Buyers and buyers’ agents don’t like surprises. Neither do sellers. Normally, the buyer will hire an inspector and pay for this, but it can be a great benefit for the seller to hire an inspector and pay for it before going on the market. Doing so gives the seller plenty of time to get bids for any necessary repairs way ahead of time. This reduces the stress of packing and moving once the home goes under contract. There’s no pressure. The seller can provide the inspection to potential buyers and let them know the repairs the seller felt necessary to make. While it doesn’t mean the buyer won’t conduct their own inspection, it makes it clear what the seller felt was not necessary or was normal wear and tear.
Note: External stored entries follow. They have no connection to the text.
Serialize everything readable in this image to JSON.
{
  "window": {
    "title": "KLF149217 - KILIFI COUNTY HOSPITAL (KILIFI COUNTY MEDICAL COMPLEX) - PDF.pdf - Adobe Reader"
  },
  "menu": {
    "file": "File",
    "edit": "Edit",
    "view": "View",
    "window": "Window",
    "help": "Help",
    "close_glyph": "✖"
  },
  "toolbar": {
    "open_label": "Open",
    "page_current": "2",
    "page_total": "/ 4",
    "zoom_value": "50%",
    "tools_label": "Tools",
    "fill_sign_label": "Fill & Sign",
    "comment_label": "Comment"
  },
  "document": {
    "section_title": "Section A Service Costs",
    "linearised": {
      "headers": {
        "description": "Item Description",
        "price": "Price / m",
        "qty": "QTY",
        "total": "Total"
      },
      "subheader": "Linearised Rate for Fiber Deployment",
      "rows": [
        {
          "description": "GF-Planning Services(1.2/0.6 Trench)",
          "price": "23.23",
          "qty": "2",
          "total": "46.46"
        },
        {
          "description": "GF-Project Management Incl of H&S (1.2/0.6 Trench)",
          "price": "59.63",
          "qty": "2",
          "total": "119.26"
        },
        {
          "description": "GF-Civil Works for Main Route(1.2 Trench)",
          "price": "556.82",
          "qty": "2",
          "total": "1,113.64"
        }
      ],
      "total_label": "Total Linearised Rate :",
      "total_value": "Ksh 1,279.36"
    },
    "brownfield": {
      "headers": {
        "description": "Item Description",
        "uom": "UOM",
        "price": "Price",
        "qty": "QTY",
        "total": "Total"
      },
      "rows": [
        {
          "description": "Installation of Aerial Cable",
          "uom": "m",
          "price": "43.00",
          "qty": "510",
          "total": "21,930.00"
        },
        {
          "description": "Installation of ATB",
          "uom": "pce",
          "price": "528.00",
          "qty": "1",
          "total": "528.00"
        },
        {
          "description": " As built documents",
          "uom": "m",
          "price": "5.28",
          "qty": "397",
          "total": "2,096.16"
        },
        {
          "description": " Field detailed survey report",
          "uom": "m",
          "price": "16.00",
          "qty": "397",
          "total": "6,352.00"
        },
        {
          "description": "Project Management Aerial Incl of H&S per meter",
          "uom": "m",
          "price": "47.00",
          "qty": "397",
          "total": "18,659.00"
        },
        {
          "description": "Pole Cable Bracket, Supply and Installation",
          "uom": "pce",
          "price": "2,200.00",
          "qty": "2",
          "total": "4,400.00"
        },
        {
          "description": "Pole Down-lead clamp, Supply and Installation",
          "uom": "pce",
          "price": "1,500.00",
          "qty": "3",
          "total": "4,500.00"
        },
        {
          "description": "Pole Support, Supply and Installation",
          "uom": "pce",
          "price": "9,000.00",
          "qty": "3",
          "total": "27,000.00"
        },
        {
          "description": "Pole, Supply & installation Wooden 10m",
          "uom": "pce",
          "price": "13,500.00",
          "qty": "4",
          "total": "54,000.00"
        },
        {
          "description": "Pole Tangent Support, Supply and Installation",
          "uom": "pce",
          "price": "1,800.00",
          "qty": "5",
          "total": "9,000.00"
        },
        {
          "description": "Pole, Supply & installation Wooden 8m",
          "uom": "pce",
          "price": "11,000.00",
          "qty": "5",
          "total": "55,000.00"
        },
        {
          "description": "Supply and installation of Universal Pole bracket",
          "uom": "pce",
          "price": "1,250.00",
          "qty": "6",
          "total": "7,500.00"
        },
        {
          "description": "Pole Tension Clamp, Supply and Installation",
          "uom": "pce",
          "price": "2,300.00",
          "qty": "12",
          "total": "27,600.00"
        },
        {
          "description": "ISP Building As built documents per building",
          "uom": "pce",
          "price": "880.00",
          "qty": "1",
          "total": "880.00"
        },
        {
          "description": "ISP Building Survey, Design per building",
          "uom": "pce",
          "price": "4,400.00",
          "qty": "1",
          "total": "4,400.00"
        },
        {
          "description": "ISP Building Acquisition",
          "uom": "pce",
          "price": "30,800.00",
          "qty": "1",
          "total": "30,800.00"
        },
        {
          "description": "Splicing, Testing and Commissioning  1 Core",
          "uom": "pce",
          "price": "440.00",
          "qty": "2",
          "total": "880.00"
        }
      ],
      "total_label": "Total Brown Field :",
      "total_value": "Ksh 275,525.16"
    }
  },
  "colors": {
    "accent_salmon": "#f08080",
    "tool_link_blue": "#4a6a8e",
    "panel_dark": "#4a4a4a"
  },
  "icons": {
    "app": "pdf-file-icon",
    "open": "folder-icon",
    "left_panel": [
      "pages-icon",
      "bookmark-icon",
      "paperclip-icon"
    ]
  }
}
I’ve seen buyers freak out emotionally over a home inspection, thinking the home is falling apart. They may want to back out even if the needed repairs are minor, typical and easy to correct. The buyers’ agents will be relieved to see the inspection before writing an offer as well, giving more credibility to the home’s condition, thus creating confidence in the property from the beginning.
I have asked my sellers of fixer uppers to do the same. Sellers who will not be spending anything at all for repairs when we are selling the property “as is”. It works like a charm. Buyers know what they are getting into before hand and can proceed with confidence.
The money spent for inspection is well worth it because it relieves sellers of the stress of not knowing the actual condition of the home’s unseen areas in advance. Getting a well and/or septic inspection can be a good idea too.
It’s a win/win all the way around.
Tip: Often you will find minor repairs needed that are easy and inexpensive to fix but vitally important. An example would be a bad wire connection that could potentially cause a house fire but costs $20 to fix.